それはパウロから聞かされることになったのが、ビョルンとしては一喜一憂するしかないものになった。
一つはエヴァの意識が回復したと言うことであり、それはビョルンが持つ一番重い不安を解消してくれた。
だが、残りの二つはビョルンも今後起こるであろうと予想はしていたが考えていた以上に早く動いたことに驚くしかなかった。

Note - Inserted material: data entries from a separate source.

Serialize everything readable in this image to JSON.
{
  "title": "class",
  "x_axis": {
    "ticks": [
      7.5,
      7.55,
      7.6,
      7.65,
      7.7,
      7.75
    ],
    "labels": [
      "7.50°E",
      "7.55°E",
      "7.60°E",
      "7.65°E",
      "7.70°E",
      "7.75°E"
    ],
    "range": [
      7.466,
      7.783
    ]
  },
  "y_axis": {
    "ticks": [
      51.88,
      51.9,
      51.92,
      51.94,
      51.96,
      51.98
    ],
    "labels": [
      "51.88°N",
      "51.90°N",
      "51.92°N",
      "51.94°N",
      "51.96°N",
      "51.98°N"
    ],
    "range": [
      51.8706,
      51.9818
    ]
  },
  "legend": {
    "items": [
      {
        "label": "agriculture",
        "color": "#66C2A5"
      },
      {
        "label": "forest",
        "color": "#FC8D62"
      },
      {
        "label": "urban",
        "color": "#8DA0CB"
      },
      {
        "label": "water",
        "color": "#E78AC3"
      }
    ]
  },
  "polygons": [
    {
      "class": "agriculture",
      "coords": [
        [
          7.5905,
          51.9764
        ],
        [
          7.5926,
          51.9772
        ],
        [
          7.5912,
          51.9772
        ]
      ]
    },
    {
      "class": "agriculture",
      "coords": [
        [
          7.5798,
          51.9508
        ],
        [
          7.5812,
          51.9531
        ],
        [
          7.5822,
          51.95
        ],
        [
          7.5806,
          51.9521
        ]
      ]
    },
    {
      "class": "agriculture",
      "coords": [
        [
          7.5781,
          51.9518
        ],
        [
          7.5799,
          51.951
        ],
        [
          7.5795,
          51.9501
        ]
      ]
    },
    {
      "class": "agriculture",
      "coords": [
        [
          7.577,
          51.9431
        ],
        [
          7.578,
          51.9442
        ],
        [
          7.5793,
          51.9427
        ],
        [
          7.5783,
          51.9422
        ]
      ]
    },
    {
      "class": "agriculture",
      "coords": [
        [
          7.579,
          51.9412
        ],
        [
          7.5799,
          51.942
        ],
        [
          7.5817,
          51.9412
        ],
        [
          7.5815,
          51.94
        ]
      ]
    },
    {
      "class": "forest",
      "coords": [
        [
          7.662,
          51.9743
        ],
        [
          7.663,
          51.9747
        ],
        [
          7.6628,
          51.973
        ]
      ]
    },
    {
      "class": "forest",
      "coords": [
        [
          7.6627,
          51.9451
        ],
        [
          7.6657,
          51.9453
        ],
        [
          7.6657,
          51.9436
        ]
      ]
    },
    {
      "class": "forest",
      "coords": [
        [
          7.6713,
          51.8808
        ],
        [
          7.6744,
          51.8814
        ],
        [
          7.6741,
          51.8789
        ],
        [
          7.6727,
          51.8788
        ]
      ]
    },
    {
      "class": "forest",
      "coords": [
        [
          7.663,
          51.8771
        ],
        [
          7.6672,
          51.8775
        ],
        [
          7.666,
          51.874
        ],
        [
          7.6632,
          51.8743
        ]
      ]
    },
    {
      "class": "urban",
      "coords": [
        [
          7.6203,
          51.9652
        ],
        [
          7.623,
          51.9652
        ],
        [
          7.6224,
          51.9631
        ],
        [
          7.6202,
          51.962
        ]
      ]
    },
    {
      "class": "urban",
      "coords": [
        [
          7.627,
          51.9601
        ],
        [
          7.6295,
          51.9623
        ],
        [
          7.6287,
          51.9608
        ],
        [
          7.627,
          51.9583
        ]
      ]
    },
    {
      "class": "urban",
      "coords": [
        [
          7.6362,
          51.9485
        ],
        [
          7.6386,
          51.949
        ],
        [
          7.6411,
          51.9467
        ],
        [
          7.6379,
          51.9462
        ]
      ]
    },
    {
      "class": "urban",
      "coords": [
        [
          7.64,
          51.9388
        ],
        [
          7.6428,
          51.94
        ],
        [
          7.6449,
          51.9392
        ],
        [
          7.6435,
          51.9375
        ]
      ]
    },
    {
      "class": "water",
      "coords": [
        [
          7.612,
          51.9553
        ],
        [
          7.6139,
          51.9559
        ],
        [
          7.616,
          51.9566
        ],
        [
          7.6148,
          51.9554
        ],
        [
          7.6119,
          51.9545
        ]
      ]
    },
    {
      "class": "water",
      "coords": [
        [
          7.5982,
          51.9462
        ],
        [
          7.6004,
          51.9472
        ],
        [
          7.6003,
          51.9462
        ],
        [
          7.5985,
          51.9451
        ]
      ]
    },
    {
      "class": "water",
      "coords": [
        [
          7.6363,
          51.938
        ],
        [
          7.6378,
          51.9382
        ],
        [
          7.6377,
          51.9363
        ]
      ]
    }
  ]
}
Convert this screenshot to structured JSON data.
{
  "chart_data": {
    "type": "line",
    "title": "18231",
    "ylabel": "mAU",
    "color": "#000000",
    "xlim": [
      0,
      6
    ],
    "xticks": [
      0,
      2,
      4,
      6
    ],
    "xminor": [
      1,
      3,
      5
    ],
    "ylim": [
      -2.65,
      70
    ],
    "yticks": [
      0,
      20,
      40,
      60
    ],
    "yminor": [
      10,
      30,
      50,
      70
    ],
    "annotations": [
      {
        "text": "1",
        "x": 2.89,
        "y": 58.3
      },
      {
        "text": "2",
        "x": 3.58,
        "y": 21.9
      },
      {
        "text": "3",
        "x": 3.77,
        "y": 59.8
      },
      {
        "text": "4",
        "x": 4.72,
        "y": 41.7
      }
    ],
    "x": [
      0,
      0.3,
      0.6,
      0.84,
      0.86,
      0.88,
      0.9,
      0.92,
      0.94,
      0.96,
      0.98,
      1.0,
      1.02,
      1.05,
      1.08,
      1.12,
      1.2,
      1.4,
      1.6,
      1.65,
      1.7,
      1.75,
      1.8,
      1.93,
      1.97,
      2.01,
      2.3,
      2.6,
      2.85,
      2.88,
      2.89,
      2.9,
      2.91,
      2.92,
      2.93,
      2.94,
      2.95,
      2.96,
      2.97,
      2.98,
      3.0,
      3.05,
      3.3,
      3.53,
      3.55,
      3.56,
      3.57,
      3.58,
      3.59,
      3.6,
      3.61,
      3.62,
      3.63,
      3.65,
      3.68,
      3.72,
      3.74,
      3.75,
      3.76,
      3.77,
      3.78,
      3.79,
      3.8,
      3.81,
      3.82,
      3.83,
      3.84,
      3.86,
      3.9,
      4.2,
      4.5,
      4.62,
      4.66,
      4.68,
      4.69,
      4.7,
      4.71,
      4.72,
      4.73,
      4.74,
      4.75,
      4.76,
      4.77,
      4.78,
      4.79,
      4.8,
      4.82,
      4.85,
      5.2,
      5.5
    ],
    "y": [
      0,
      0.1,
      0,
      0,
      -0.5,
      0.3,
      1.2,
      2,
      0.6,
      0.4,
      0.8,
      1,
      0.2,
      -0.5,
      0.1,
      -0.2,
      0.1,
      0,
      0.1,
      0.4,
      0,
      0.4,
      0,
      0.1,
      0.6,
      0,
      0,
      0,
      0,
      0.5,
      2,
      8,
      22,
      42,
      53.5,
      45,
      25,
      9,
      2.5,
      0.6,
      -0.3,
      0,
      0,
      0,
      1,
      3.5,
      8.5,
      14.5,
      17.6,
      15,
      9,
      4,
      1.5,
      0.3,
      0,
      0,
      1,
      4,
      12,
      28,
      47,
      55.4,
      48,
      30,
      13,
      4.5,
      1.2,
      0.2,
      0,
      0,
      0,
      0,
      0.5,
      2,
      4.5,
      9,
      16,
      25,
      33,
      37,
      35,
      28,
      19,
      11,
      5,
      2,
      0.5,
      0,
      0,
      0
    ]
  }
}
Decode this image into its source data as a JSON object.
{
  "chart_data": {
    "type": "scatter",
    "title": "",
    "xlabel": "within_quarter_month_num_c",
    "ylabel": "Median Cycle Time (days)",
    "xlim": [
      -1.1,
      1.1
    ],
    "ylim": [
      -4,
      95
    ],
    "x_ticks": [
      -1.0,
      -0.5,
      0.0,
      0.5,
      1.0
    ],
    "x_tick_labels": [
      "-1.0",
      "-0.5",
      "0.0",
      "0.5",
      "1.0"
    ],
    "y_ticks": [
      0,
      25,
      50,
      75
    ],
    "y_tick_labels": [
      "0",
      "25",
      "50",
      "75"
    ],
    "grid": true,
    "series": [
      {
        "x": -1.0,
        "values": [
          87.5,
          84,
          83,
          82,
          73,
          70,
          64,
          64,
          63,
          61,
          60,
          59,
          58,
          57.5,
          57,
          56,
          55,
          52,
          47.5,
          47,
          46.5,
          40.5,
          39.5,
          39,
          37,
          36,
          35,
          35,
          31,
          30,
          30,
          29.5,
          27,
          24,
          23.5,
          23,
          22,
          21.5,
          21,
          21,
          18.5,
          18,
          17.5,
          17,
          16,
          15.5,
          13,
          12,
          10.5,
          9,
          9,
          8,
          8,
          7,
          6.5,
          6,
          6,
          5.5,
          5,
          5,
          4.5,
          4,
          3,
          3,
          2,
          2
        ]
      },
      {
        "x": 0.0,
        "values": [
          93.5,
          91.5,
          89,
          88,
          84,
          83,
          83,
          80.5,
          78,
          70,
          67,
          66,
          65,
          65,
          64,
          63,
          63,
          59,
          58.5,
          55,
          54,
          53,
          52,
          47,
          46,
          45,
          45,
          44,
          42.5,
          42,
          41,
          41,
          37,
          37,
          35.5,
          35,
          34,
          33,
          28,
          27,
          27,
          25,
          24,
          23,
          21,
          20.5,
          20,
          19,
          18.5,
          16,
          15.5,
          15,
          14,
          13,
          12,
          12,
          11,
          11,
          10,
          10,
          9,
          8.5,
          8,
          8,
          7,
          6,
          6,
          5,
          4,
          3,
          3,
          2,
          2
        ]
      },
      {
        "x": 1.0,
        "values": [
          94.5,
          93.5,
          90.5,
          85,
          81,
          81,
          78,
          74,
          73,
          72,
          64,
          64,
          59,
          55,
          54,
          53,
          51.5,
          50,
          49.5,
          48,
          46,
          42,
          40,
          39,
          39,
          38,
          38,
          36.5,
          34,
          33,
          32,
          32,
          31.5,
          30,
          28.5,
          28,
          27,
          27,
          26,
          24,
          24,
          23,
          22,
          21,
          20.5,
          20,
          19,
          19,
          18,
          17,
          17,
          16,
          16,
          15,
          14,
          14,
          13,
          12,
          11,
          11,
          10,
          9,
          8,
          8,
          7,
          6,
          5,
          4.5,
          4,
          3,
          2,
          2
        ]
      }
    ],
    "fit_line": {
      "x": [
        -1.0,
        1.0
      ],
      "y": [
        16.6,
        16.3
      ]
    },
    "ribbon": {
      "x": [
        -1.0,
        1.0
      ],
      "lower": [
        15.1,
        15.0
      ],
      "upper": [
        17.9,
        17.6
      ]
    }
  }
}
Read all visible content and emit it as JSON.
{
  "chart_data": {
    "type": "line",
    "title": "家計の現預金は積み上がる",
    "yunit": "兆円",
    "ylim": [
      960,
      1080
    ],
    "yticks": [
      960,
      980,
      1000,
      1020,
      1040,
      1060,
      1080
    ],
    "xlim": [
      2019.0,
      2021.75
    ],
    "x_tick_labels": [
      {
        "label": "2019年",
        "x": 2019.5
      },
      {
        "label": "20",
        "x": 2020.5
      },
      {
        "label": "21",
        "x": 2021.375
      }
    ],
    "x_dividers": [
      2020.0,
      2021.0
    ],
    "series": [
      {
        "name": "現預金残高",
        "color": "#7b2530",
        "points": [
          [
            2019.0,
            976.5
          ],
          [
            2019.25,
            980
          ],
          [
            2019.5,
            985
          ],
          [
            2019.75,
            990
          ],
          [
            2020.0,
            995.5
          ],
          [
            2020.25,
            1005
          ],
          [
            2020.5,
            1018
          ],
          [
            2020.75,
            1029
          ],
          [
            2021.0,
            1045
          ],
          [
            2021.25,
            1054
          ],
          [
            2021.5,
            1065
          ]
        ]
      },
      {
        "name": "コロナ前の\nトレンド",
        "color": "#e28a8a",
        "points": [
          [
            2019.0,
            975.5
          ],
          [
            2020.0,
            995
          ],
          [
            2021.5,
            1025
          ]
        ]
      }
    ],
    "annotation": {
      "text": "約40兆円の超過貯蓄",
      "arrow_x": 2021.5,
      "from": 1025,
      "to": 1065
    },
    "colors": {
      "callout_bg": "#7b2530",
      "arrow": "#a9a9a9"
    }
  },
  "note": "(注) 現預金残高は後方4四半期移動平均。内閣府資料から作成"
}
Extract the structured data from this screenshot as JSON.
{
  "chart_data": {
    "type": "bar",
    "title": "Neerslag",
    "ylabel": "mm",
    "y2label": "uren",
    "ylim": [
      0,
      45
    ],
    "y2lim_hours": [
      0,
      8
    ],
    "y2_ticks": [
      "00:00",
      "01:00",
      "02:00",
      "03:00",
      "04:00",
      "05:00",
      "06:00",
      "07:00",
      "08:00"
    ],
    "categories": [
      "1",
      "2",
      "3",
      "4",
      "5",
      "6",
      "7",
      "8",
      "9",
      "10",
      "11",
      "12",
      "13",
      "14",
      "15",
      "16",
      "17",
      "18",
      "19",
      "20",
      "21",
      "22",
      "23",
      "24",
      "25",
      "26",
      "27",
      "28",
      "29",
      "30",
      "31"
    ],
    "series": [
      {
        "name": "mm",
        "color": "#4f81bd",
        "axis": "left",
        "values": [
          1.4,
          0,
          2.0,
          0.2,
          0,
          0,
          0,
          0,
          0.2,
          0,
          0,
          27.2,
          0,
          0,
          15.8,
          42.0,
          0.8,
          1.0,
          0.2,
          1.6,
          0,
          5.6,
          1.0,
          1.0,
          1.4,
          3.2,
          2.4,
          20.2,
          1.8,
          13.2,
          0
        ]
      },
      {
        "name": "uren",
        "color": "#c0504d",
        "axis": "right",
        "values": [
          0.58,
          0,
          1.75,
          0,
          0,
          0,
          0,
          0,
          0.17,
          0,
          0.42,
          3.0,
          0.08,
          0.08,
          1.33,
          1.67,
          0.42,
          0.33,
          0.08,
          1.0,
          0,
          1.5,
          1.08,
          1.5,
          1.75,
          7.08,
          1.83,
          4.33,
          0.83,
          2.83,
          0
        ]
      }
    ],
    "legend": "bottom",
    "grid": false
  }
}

一つは貴族院がアルフレッドとシルヴァーナの婚約解消を一時保留にしたことであり、もう一つは王グスタフが急に起こった病により倒れたことだった。
「なぜ、貴族院は二人の婚約解消を止めたのですか?」
「おそらくアルフレッド皇子とその支持者が裏で手を回していたのだろう。貴族院に所属する貴族たちの半数以上が反対に手を挙げたそうだ」
「宰相殿はどうされたのですか?」
「宰相殿はあえて何も言わなかったそうだ。おそらく何か不穏は空気を感じたんだろうな」
パウロは腕を組みながら話す。
「私としては予想の一つには入っていた。アルフレッド皇子が動くとすれば婚約解消を少しでも遅らせようとするだろうと」
「それとあれだろ?貴族階級の中にどれだけアルフレッド皇子を支持しているのかを知る布石だったんだろう?」
「ああ。だが・・・それほど数が多いとは読み違えた。エヴァを襲ったことに対してレナトゥスの指示が出るとすればアルフレッド皇子が貴族院を動かすしかない。そのタイミングは王グスタフが倒れられた後でしかない」
「・・・王グスタフは毒を盛られた可能性がある」
パウロはフィリップから直接した聞き及んだのは王グスタフの体調が異変を感じたのは貴族院の開催の前日のことだった。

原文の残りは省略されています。